Here at my office we have a good mix of developers. We range from guys just out of college who have their first job, to guys who have been doing this for a dozen years or more. As one of the more seasoned developers, I'm going to make a point of trying to help the "n00bs" more. Instead of just saying "use createObject()", I'm going to take the time to explain what createObject is and how you use it. I'm going to get in front of a whiteboard if someone doesn't understand something and draw it out and explain it as best I can.
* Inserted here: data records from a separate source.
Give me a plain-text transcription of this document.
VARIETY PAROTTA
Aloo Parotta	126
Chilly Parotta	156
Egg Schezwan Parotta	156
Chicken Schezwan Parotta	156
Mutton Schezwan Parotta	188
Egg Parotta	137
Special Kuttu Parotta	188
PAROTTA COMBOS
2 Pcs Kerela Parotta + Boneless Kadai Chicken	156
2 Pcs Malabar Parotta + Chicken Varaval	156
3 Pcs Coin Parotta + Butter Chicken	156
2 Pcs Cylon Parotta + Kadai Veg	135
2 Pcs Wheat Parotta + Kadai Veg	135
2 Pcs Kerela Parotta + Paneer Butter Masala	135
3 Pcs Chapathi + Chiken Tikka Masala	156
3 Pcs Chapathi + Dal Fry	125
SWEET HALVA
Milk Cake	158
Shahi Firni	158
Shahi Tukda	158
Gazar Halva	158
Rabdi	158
I'm actually kicking around the idea of starting a weekly training session where we all get in the conference room for an hour or so to go over some new programming concept or feature.
Jon's blog post really made me think, not only from the perspective of a beginner aspiring to be a good developer, but also as an experienced developer who works with beginners. So while it's true that you should never compare your beginning to someone else's middle, I also think that those of us in the middle have the opportunity to help shorten the gap.